Perform subqueries with ALL.

-- Prepare data.
gaussdb=#DROP TABLE IF EXISTS student;
gaussdb=#CREATE TABLE student(id integer, class_id integer, grade number); 
CREATE TABLE 
gaussdb=#CREATE TABLE class_table(class_id integer); 
CREATE TABLE 
gaussdb=#INSERT INTO student VALUES(generate_series(1,50), 1, floor(100 * random())); 
INSERT 0 50 
gaussdb=#INSERT INTO student VALUES(generate_series(51,100), 2, floor(100 * random())); 
INSERT 0 50 
gaussdb=#INSERT INTO student VALUES(generate_series(101,150), 3, floor(100 * random())); 
INSERT 0 50 
gaussdb=#INSERT INTO student VALUES(generate_series(151,200), 3, floor(100 * random())); 
INSERT 0 50 
gaussdb=#INSERT INTO class_table VALUES(1),(2),(3),(4); 
INSERT 0 4

-- Execution result.
gaussdb=#EXPLAIN SELECT * FROM student WHERE class_id >= all (SELECT class_id FROM class_table); 
                                      QUERY PLAN
---------------------------------------------------------------------------------------
 Streaming (type: GATHER)  (cost=0.38..100.67 rows=10 width=40)
   Node/s: All datanodes
   ->  Seq Scan on student  (cost=0.00..100.11 rows=10 width=40)
         Filter: (SubPlan 1)
         SubPlan 1
           ->  Materialize  (cost=0.00..13.28 rows=80 width=4)
                 ->  Streaming(type: BROADCAST)  (cost=0.00..13.18 rows=40 width=4)
                       Spawn on: All datanodes
                       ->  Seq Scan on class_table  (cost=0.00..13.13 rows=20 width=4)
(9 rows)

-- Drop.
gaussdb=#DROP TABLE IF EXISTS student,class_table;

In the preceding example, the output of the Materialize operator is as follows.

Item

Description

Materialize

Operator name.

Streaming

Operator name.

Spawn on: datanode1

In the example, the data is distributed to all DNs.

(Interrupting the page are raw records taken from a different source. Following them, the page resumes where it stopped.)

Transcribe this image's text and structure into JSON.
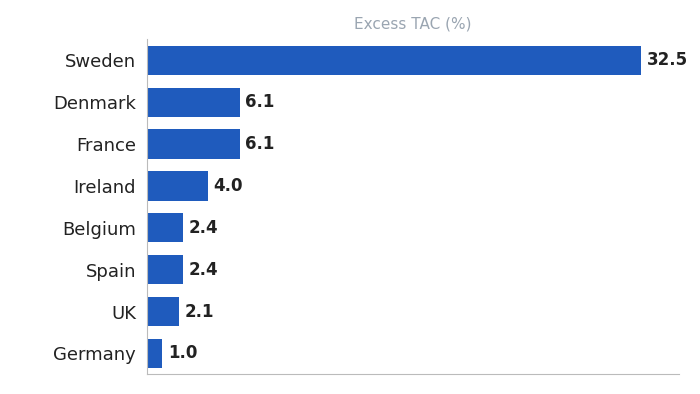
{
  "chart_data": {
    "type": "bar",
    "orientation": "horizontal",
    "xlabel": "Excess TAC (%)",
    "categories": [
      "Sweden",
      "Denmark",
      "France",
      "Ireland",
      "Belgium",
      "Spain",
      "UK",
      "Germany"
    ],
    "values": [
      32.5,
      6.1,
      6.1,
      4.0,
      2.4,
      2.4,
      2.1,
      1.0
    ],
    "color": "#1f5bbd",
    "xlim": [
      0,
      35
    ],
    "xticks": [],
    "grid": false,
    "data_labels": true,
    "tick_labels": "y"
  }
}
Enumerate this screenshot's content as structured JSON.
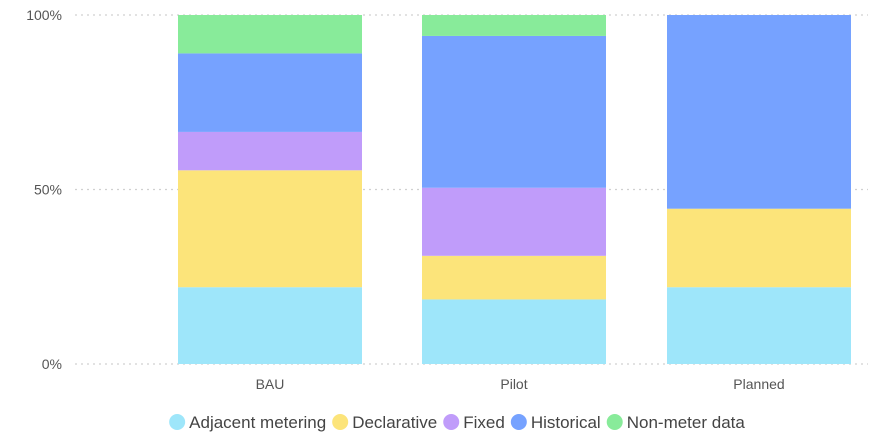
{
  "chart_data": {
    "type": "bar",
    "stacked": true,
    "normalized": true,
    "categories": [
      "BAU",
      "Pilot",
      "Planned"
    ],
    "series": [
      {
        "name": "Adjacent metering",
        "color": "#9ee6fa",
        "values": [
          22,
          18.5,
          22
        ]
      },
      {
        "name": "Declarative",
        "color": "#fce47a",
        "values": [
          33.5,
          12.5,
          22.5
        ]
      },
      {
        "name": "Fixed",
        "color": "#c09cfa",
        "values": [
          11,
          19.5,
          0
        ]
      },
      {
        "name": "Historical",
        "color": "#76a2ff",
        "values": [
          22.5,
          43.5,
          55.5
        ]
      },
      {
        "name": "Non-meter data",
        "color": "#88eb9a",
        "values": [
          11,
          6,
          0
        ]
      }
    ],
    "y_ticks": [
      "0%",
      "50%",
      "100%"
    ],
    "ylim": [
      0,
      100
    ],
    "grid": true,
    "legend_position": "bottom"
  }
}
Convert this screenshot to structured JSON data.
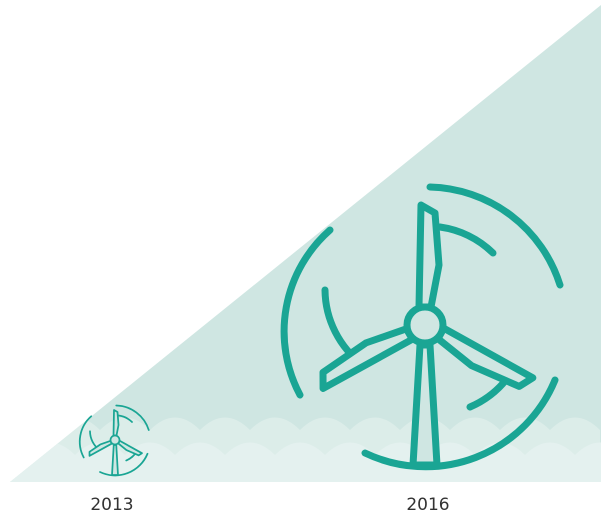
{
  "items": [
    {
      "label": "2013"
    },
    {
      "label": "2016"
    }
  ]
}
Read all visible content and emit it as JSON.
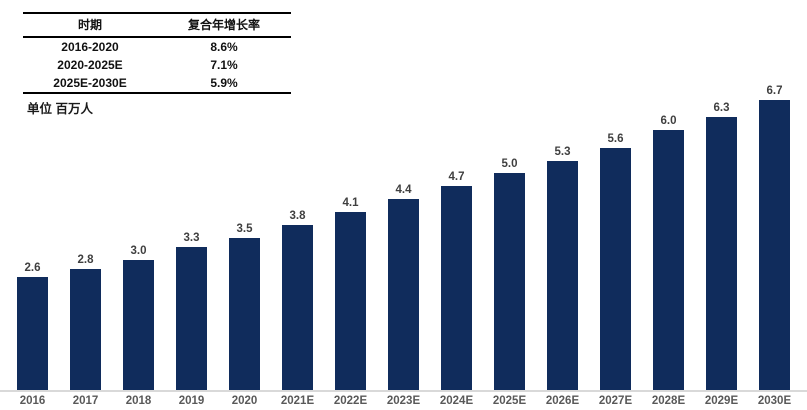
{
  "cagr_table": {
    "headers": {
      "period": "时期",
      "cagr": "复合年增长率"
    },
    "rows": [
      {
        "period": "2016-2020",
        "cagr": "8.6%"
      },
      {
        "period": "2020-2025E",
        "cagr": "7.1%"
      },
      {
        "period": "2025E-2030E",
        "cagr": "5.9%"
      }
    ]
  },
  "unit_label": "单位 百万人",
  "chart_data": {
    "type": "bar",
    "categories": [
      "2016",
      "2017",
      "2018",
      "2019",
      "2020",
      "2021E",
      "2022E",
      "2023E",
      "2024E",
      "2025E",
      "2026E",
      "2027E",
      "2028E",
      "2029E",
      "2030E"
    ],
    "values": [
      2.6,
      2.8,
      3.0,
      3.3,
      3.5,
      3.8,
      4.1,
      4.4,
      4.7,
      5.0,
      5.3,
      5.6,
      6.0,
      6.3,
      6.7
    ],
    "value_labels": [
      "2.6",
      "2.8",
      "3.0",
      "3.3",
      "3.5",
      "3.8",
      "4.1",
      "4.4",
      "4.7",
      "5.0",
      "5.3",
      "5.6",
      "6.0",
      "6.3",
      "6.7"
    ],
    "title": "",
    "xlabel": "",
    "ylabel": "单位 百万人",
    "ylim": [
      0,
      7
    ],
    "legend": "none",
    "gridlines": false,
    "data_labels": true,
    "colors": {
      "bar": "#102C5C",
      "value_label": "#3F3F3F",
      "axis_label": "#595959",
      "baseline": "#D9D9D9",
      "table_border": "#000000"
    }
  }
}
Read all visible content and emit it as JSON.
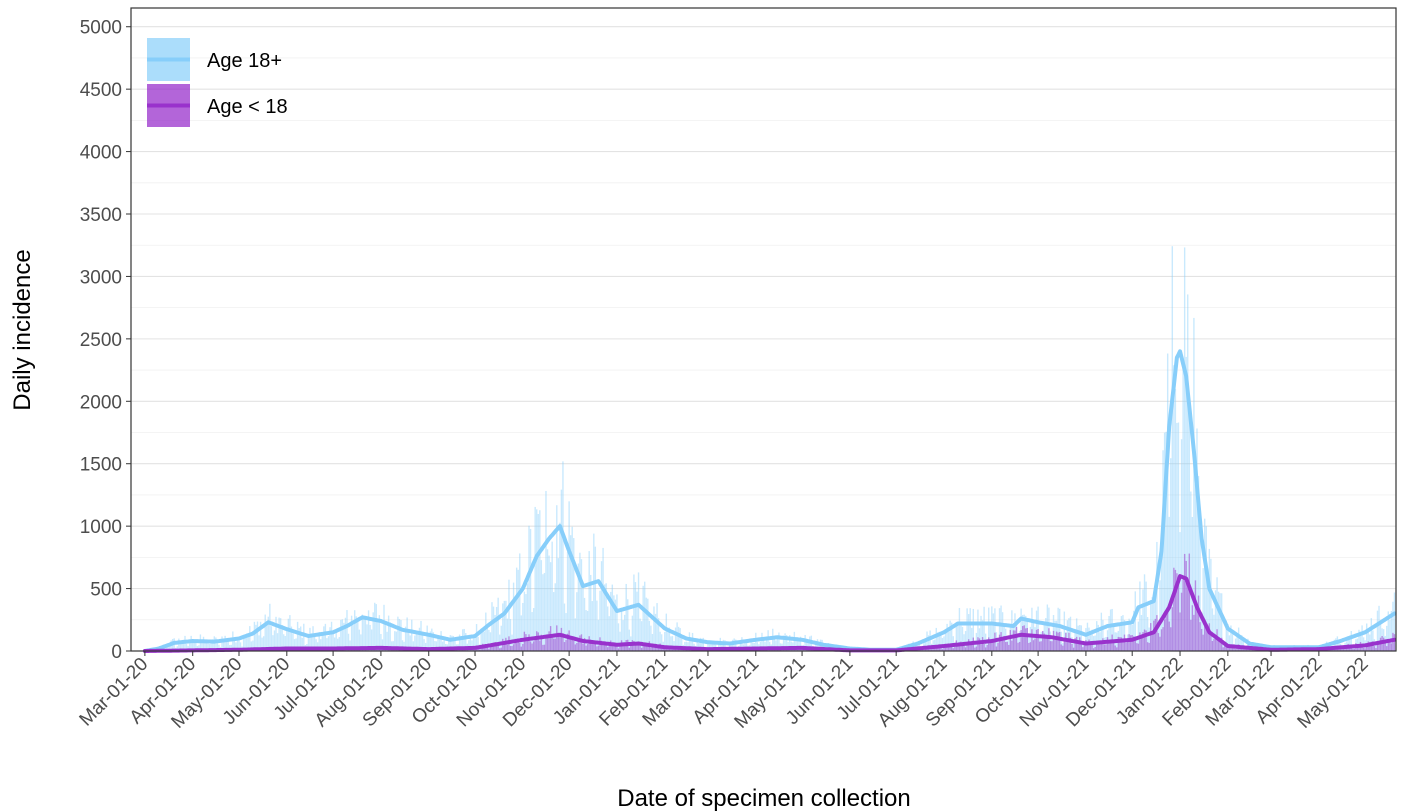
{
  "chart_data": {
    "type": "bar+line",
    "title": "",
    "xlabel": "Date of specimen collection",
    "ylabel": "Daily incidence",
    "x_range": [
      "2020-03-01",
      "2022-05-20"
    ],
    "ylim": [
      0,
      5000
    ],
    "y_ticks": [
      0,
      500,
      1000,
      1500,
      2000,
      2500,
      3000,
      3500,
      4000,
      4500,
      5000
    ],
    "x_ticks": [
      {
        "date": "2020-03-01",
        "label": "Mar-01-20"
      },
      {
        "date": "2020-04-01",
        "label": "Apr-01-20"
      },
      {
        "date": "2020-05-01",
        "label": "May-01-20"
      },
      {
        "date": "2020-06-01",
        "label": "Jun-01-20"
      },
      {
        "date": "2020-07-01",
        "label": "Jul-01-20"
      },
      {
        "date": "2020-08-01",
        "label": "Aug-01-20"
      },
      {
        "date": "2020-09-01",
        "label": "Sep-01-20"
      },
      {
        "date": "2020-10-01",
        "label": "Oct-01-20"
      },
      {
        "date": "2020-11-01",
        "label": "Nov-01-20"
      },
      {
        "date": "2020-12-01",
        "label": "Dec-01-20"
      },
      {
        "date": "2021-01-01",
        "label": "Jan-01-21"
      },
      {
        "date": "2021-02-01",
        "label": "Feb-01-21"
      },
      {
        "date": "2021-03-01",
        "label": "Mar-01-21"
      },
      {
        "date": "2021-04-01",
        "label": "Apr-01-21"
      },
      {
        "date": "2021-05-01",
        "label": "May-01-21"
      },
      {
        "date": "2021-06-01",
        "label": "Jun-01-21"
      },
      {
        "date": "2021-07-01",
        "label": "Jul-01-21"
      },
      {
        "date": "2021-08-01",
        "label": "Aug-01-21"
      },
      {
        "date": "2021-09-01",
        "label": "Sep-01-21"
      },
      {
        "date": "2021-10-01",
        "label": "Oct-01-21"
      },
      {
        "date": "2021-11-01",
        "label": "Nov-01-21"
      },
      {
        "date": "2021-12-01",
        "label": "Dec-01-21"
      },
      {
        "date": "2022-01-01",
        "label": "Jan-01-22"
      },
      {
        "date": "2022-02-01",
        "label": "Feb-01-22"
      },
      {
        "date": "2022-03-01",
        "label": "Mar-01-22"
      },
      {
        "date": "2022-04-01",
        "label": "Apr-01-22"
      },
      {
        "date": "2022-05-01",
        "label": "May-01-22"
      }
    ],
    "grid": true,
    "legend_position": "top-left",
    "series": [
      {
        "name": "Age 18+",
        "color": "#87CEFA",
        "trend": [
          [
            "2020-03-01",
            0
          ],
          [
            "2020-03-10",
            20
          ],
          [
            "2020-03-20",
            65
          ],
          [
            "2020-04-01",
            80
          ],
          [
            "2020-04-15",
            75
          ],
          [
            "2020-05-01",
            100
          ],
          [
            "2020-05-10",
            140
          ],
          [
            "2020-05-20",
            230
          ],
          [
            "2020-06-01",
            175
          ],
          [
            "2020-06-15",
            120
          ],
          [
            "2020-07-01",
            150
          ],
          [
            "2020-07-10",
            200
          ],
          [
            "2020-07-20",
            270
          ],
          [
            "2020-08-01",
            240
          ],
          [
            "2020-08-15",
            170
          ],
          [
            "2020-09-01",
            130
          ],
          [
            "2020-09-15",
            90
          ],
          [
            "2020-10-01",
            120
          ],
          [
            "2020-10-10",
            210
          ],
          [
            "2020-10-20",
            300
          ],
          [
            "2020-11-01",
            500
          ],
          [
            "2020-11-10",
            760
          ],
          [
            "2020-11-18",
            900
          ],
          [
            "2020-11-25",
            1000
          ],
          [
            "2020-12-01",
            800
          ],
          [
            "2020-12-10",
            520
          ],
          [
            "2020-12-20",
            560
          ],
          [
            "2021-01-01",
            320
          ],
          [
            "2021-01-15",
            370
          ],
          [
            "2021-02-01",
            180
          ],
          [
            "2021-02-15",
            100
          ],
          [
            "2021-03-01",
            70
          ],
          [
            "2021-03-15",
            60
          ],
          [
            "2021-04-01",
            90
          ],
          [
            "2021-04-15",
            110
          ],
          [
            "2021-05-01",
            90
          ],
          [
            "2021-05-15",
            50
          ],
          [
            "2021-06-01",
            20
          ],
          [
            "2021-06-15",
            10
          ],
          [
            "2021-07-01",
            10
          ],
          [
            "2021-07-15",
            60
          ],
          [
            "2021-08-01",
            150
          ],
          [
            "2021-08-10",
            220
          ],
          [
            "2021-09-01",
            220
          ],
          [
            "2021-09-15",
            200
          ],
          [
            "2021-09-20",
            260
          ],
          [
            "2021-10-01",
            230
          ],
          [
            "2021-10-15",
            200
          ],
          [
            "2021-11-01",
            130
          ],
          [
            "2021-11-15",
            200
          ],
          [
            "2021-12-01",
            230
          ],
          [
            "2021-12-05",
            350
          ],
          [
            "2021-12-15",
            400
          ],
          [
            "2021-12-20",
            800
          ],
          [
            "2021-12-25",
            1800
          ],
          [
            "2021-12-30",
            2350
          ],
          [
            "2022-01-01",
            2400
          ],
          [
            "2022-01-05",
            2200
          ],
          [
            "2022-01-10",
            1600
          ],
          [
            "2022-01-15",
            900
          ],
          [
            "2022-01-20",
            500
          ],
          [
            "2022-02-01",
            180
          ],
          [
            "2022-02-15",
            60
          ],
          [
            "2022-03-01",
            30
          ],
          [
            "2022-04-01",
            30
          ],
          [
            "2022-04-15",
            80
          ],
          [
            "2022-05-01",
            150
          ],
          [
            "2022-05-20",
            300
          ]
        ]
      },
      {
        "name": "Age < 18",
        "color": "#9932CC",
        "trend": [
          [
            "2020-03-01",
            0
          ],
          [
            "2020-04-01",
            5
          ],
          [
            "2020-05-01",
            10
          ],
          [
            "2020-06-01",
            20
          ],
          [
            "2020-07-01",
            20
          ],
          [
            "2020-08-01",
            25
          ],
          [
            "2020-09-01",
            15
          ],
          [
            "2020-10-01",
            25
          ],
          [
            "2020-11-01",
            90
          ],
          [
            "2020-11-25",
            130
          ],
          [
            "2020-12-10",
            80
          ],
          [
            "2021-01-01",
            50
          ],
          [
            "2021-01-15",
            60
          ],
          [
            "2021-02-01",
            30
          ],
          [
            "2021-03-01",
            15
          ],
          [
            "2021-04-01",
            20
          ],
          [
            "2021-05-01",
            25
          ],
          [
            "2021-06-01",
            5
          ],
          [
            "2021-07-01",
            5
          ],
          [
            "2021-08-01",
            40
          ],
          [
            "2021-09-01",
            80
          ],
          [
            "2021-09-20",
            130
          ],
          [
            "2021-10-10",
            110
          ],
          [
            "2021-11-01",
            60
          ],
          [
            "2021-12-01",
            90
          ],
          [
            "2021-12-15",
            150
          ],
          [
            "2021-12-25",
            350
          ],
          [
            "2022-01-01",
            600
          ],
          [
            "2022-01-05",
            580
          ],
          [
            "2022-01-12",
            350
          ],
          [
            "2022-01-20",
            150
          ],
          [
            "2022-02-01",
            40
          ],
          [
            "2022-03-01",
            10
          ],
          [
            "2022-04-01",
            15
          ],
          [
            "2022-05-01",
            45
          ],
          [
            "2022-05-20",
            90
          ]
        ]
      }
    ]
  }
}
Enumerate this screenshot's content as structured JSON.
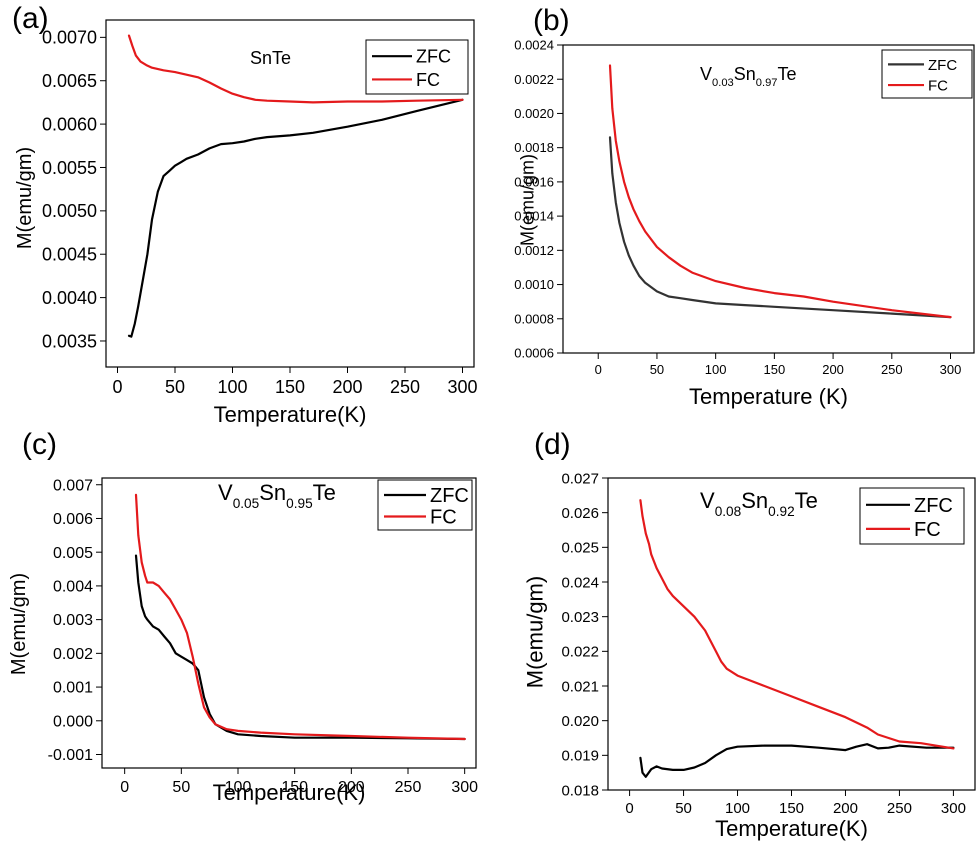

Example: Nested loop is used as the join operator.

-- Prepare data.
gaussdb=# CREATE TABLE t1(a int,b int);
CREATE TABLE 
gaussdb=#  create index key_a on t1(a);
CREATE INDEX
gaussdb=# CREATE TABLE t2(a int,b int); 
CREATE TABLE 

-- Collect statistics.
gaussdb=# ANALYZE t1;
gaussdb=# ANALYZE t2;

-- Execution result.
gaussdb=# explain select t1.*,t2.* from t1 inner join t2 on t1.a < t2.b;
                                 QUERY PLAN
----------------------------------------------------------------------------
 Streaming (type: GATHER)  (cost=4.00..38.43 rows=133 width=16)
   Node/s: All datanodes
   ->  Nested Loop  (cost=0.00..32.24 rows=133 width=16)
         Join Filter: (t1.a < t2.b)
         ->  Streaming(type: BROADCAST)  (cost=0.00..15.18 rows=40 width=8)
               Spawn on: All datanodes
               ->  Seq Scan on t1  (cost=0.00..13.13 rows=20 width=8)
         ->  Materialize  (cost=0.00..13.20 rows=20 width=8)
               ->  Seq Scan on t2  (cost=0.00..13.13 rows=20 width=8)
(9 rows)

-- Drop.
gaussdb=# DROP TABLE t1,t2;

In the preceding example, the output of the Materialize operator is as follows.

Item

Description

Materialize

Operator name.

Seq Scan

Operator name.